After the fresh delimitation, the assembly is likely to have 90 seats. In the previous assembly there were 87 seats, four of which belonged to the Ladakh region which is a separate UT now.
The Valley had 47 and the Jammu region had 36 seats. Sources indicate that at least 6 seats would be added to the Jammu region and 2 new assembly constituencies would be carved out of the existing ones in the Valley.
In addition to this, assembly constituencies would be reserved in J&K for tribals, scheduled caste etc which is likely to throw up a different political map for the UT.
In the last state assembly, PDP had 28, BJP 25, NC 15 and the INC 12 seats.
Both the PDP and the NC have lost a sizeable chunk of their public support in both the Valley and the Jammu region. The BJP is also not the same as it was during the 2014 assembly elections.
Most of its local leaders have disappointed their voters. None of the existing local BJP leaders can today claim unchallenged victory in the constituencies they comfortably won in 2014.
Sources in the central leadership of the party say this reality has already been taken care of by the BJP’s top leadership in Delhi.
“Don’t be surprised if most of the BJP leaders, who were fielded in 2014, find themselves out of the hustings.
“There are genuine emerging faces in the local leadership and the high command has decided to field majority of them in the 2022 assembly elections”, said a source in the central leadership of the party.
In addition to the idea of doing a major overhaul in the list of candidates, BJP’s trump card, Prime Minister, Narendra Modi is still the most popular leader in the Jammu region.
The persona of Modi is something the BJP rivals might not be able to dismantle despite the growing unpopularity of the party’s local leadership.
In the Valley, the NC and the PDP are likely to face challenges both from each other and other political parties like the PC headed by Sajad Gani Lone and the Apni Party headed by Syed Altaf Bukhari.
The PC and the Apni Party might still be far away from creating the type of ground level cadre as the NC and the PDP might have, but there is no doubt that these two parties can upset some of the hitherto foregone ground realities and thereby play as a very big spoilsport for the two traditional parties, the NC and the PDP.
The PDP has already lost most of its support because of many reasons. It used to be the unchallenged winner in south Kashmir districts of Anantnag, Kulgam, Shopian and Pulwama.
“No longer today. Undoubtedly, because of her hectic recent political activities, Mehbooba Mufti appears to have gained some of her party’s lost ground, but it is still far below what the party could aim at in 2014”, said a former PDP leader who left the party after the death of its patron, Mufti Muhammad Sayeed.
The NC has tried to maintain a very hard anti-BJP and anti-centre posture since the abrogation of article 370 and yet its best supporters do not believe the party could get enough seats to claim power after the 2022 elections.
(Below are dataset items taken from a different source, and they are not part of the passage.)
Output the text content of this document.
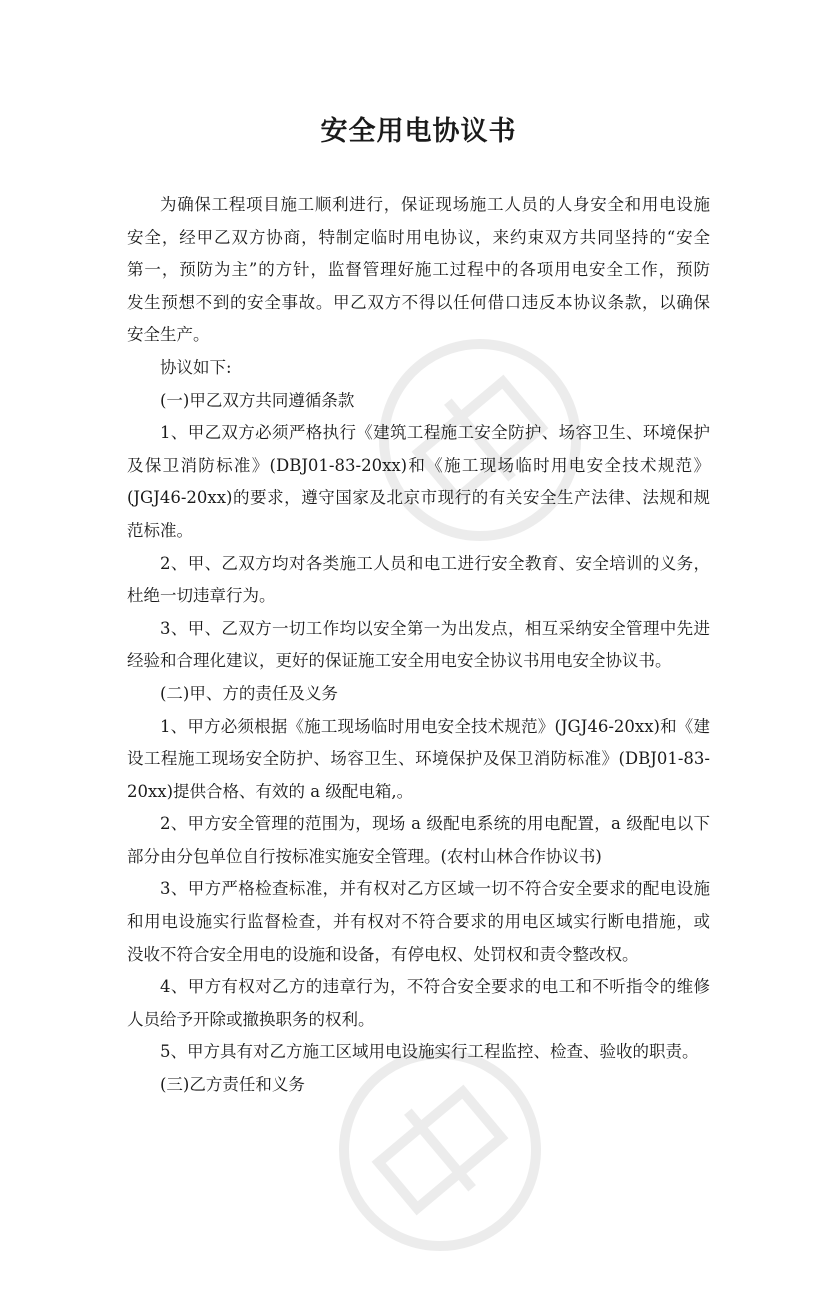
安全用电协议书

为确保工程项目施工顺利进行，保证现场施工人员的人身安全和用电设施
安全，经甲乙双方协商，特制定临时用电协议，来约束双方共同坚持的“安全
第一，预防为主”的方针，监督管理好施工过程中的各项用电安全工作，预防
发生预想不到的安全事故。甲乙双方不得以任何借口违反本协议条款，以确保
安全生产。

协议如下:

(一)甲乙双方共同遵循条款

1、甲乙双方必须严格执行《建筑工程施工安全防护、场容卫生、环境保护
及保卫消防标准》(DBJ01-83-20xx)和《施工现场临时用电安全技术规范》
(JGJ46-20xx)的要求，遵守国家及北京市现行的有关安全生产法律、法规和规
范标准。

2、甲、乙双方均对各类施工人员和电工进行安全教育、安全培训的义务，
杜绝一切违章行为。

3、甲、乙双方一切工作均以安全第一为出发点，相互采纳安全管理中先进
经验和合理化建议，更好的保证施工安全用电安全协议书用电安全协议书。

(二)甲、方的责任及义务

1、甲方必须根据《施工现场临时用电安全技术规范》(JGJ46-20xx)和《建
设工程施工现场安全防护、场容卫生、环境保护及保卫消防标准》(DBJ01-83-
20xx)提供合格、有效的 a 级配电箱,。

2、甲方安全管理的范围为，现场 a 级配电系统的用电配置，a 级配电以下
部分由分包单位自行按标准实施安全管理。(农村山林合作协议书)

3、甲方严格检查标准，并有权对乙方区域一切不符合安全要求的配电设施
和用电设施实行监督检查，并有权对不符合要求的用电区域实行断电措施，或
没收不符合安全用电的设施和设备，有停电权、处罚权和责令整改权。

4、甲方有权对乙方的违章行为，不符合安全要求的电工和不听指令的维修
人员给予开除或撤换职务的权利。

5、甲方具有对乙方施工区域用电设施实行工程监控、检查、验收的职责。

(三)乙方责任和义务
The INC is smitten by an internal leadership feud between Ghulam Nabi Azad and G.A. Mir, the state president of the party.
Mir is supported by the senior party leadership including Rahul Gandhi, but Azad has far greater reach and support on ground in J&K.
If Azad continues to remain disenchanted with the central Congress leadership, as he is at present, the Congress would be the worst sufferer in J&K assembly elections.
If Azad is forced to leave the party, he is likely to form a dissident Congress party that would fight the 2022 assembly elections on its own.
There is no doubt that Azad is highly respected in the Chenab Valley region that includes the districts of Ramban, Doda, Kishtwar and Reasi. His departure or disenchantment with the Congress would create a parallel political force that could become the ‘King maker’ if the 2022 elections deliver a fractured mandate.
Given these realities, there is a strong possibility that 2022 assembly election results would compel major political parties to descend from their high pedestal and look for support from smaller parties to cobble up a political government.
The days of the unparalleled kingship seem to be over in J&K forever.